Let's declare our function:
test_function () {
__COMMENT="TEST_FUNCTION"
}
I used __COMMENT
variable as our placeholder. Notice, that bash
will print the function name and the variable in 2 lines, so we have to use a state machine in our awk
code:
typeset -f | awk \
'match($0, /__COMMENT="[^"]*/) {
if (functionname) {
print functionname ": " substr($0, RSTART 11, RLENGTH-11)
}
}
/ \(\) {$/ && !/^main / {functionname=$1}'
From the end:
/ \(\) {$/ && !/^main / {functionname=$1}
I had to modify Your patter to match my output, so You may need to remove the brace character to make it work on Your side. It will look for a function declaration and store its name as functionname
.
'match($0, /__COMMENT="[^"]*/) {
It will look for our variable. Notice, that the length of __COMMENT="
is 11
. We will need it.
if (functionname) {
print functionname ": " substr($0, RSTART 11, RLENGTH-11)
}
If functionname
is set it prints the name and a substring of our match skipping 11 characters from the beginning and 1 from the end (quotes).
CodePudding user response:
Try to send your output through this pipeline:
grep '() ' | grep -v '^main' | sed '/() { /s// /'
Explanation: the first grep
finds all the lines containing a function definition with ()

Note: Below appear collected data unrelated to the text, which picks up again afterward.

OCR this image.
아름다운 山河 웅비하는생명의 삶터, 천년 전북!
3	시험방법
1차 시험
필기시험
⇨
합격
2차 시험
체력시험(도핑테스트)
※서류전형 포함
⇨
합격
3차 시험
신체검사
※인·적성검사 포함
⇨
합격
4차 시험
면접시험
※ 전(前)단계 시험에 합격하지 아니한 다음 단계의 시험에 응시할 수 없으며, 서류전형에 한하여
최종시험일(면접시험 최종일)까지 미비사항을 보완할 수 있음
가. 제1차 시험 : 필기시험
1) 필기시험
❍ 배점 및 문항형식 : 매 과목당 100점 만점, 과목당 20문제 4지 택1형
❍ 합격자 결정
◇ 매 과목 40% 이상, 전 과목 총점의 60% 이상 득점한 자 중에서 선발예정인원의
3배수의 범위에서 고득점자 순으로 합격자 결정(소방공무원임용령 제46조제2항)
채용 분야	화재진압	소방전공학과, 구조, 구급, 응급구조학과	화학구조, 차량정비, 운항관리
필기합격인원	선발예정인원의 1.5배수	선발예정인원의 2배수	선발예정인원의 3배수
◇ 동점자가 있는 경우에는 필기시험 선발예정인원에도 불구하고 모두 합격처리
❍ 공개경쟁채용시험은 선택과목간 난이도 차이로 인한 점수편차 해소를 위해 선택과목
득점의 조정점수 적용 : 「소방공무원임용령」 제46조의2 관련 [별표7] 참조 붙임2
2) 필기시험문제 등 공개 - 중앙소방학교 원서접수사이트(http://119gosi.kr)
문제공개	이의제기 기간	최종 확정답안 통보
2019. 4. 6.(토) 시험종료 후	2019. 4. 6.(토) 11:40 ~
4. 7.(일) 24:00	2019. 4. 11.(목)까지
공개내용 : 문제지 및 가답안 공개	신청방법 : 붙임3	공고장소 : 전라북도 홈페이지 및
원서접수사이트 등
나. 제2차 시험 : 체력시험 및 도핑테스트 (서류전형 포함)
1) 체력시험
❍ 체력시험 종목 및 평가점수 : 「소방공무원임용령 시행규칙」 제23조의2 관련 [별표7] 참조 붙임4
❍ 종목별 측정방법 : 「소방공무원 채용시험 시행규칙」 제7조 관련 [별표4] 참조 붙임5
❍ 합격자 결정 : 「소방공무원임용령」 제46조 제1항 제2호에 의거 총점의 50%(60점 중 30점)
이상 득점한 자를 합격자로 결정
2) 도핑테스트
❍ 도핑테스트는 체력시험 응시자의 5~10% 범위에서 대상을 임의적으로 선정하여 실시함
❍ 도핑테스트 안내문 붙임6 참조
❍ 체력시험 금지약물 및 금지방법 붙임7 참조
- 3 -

. The second one filters out the main()
function. Finally, the sed
command replaces the string () {
by four spaces.
For testing purpose, I put the input you described above into a file s.txt
containing:
function1() { # this is a function 1
command1
}
function2() { # this is a function 2
command2
}
function3() { # this is a function 3
command3
}
main() { # this is the main function
commands
}
when I run
cat s.txt | grep '() ' | grep -v '^main' | sed '/() { /s// /'
I get this output:
function1 # this is a function 1
function2 # this is a function 2
function3 # this is a function 3
CodePudding user response:
Replace each #
with :
:
function1() { : this is a function 1
command1
}
function2() { : this is a function 2
command2
}
function3() { : this is a function 3
command3
}
$ typeset -f | awk '/ \() $/{fn=$1} /^ *:/{ print fn $0 }'
function1 : this is a function 1;
function2 : this is a function 2;
function3 : this is a function 3;
Change the awk script as you like to match whatever other function layouts you have and/or tweak the output however you prefer.
See What is the purpose of the : (colon) GNU Bash builtin? for more info.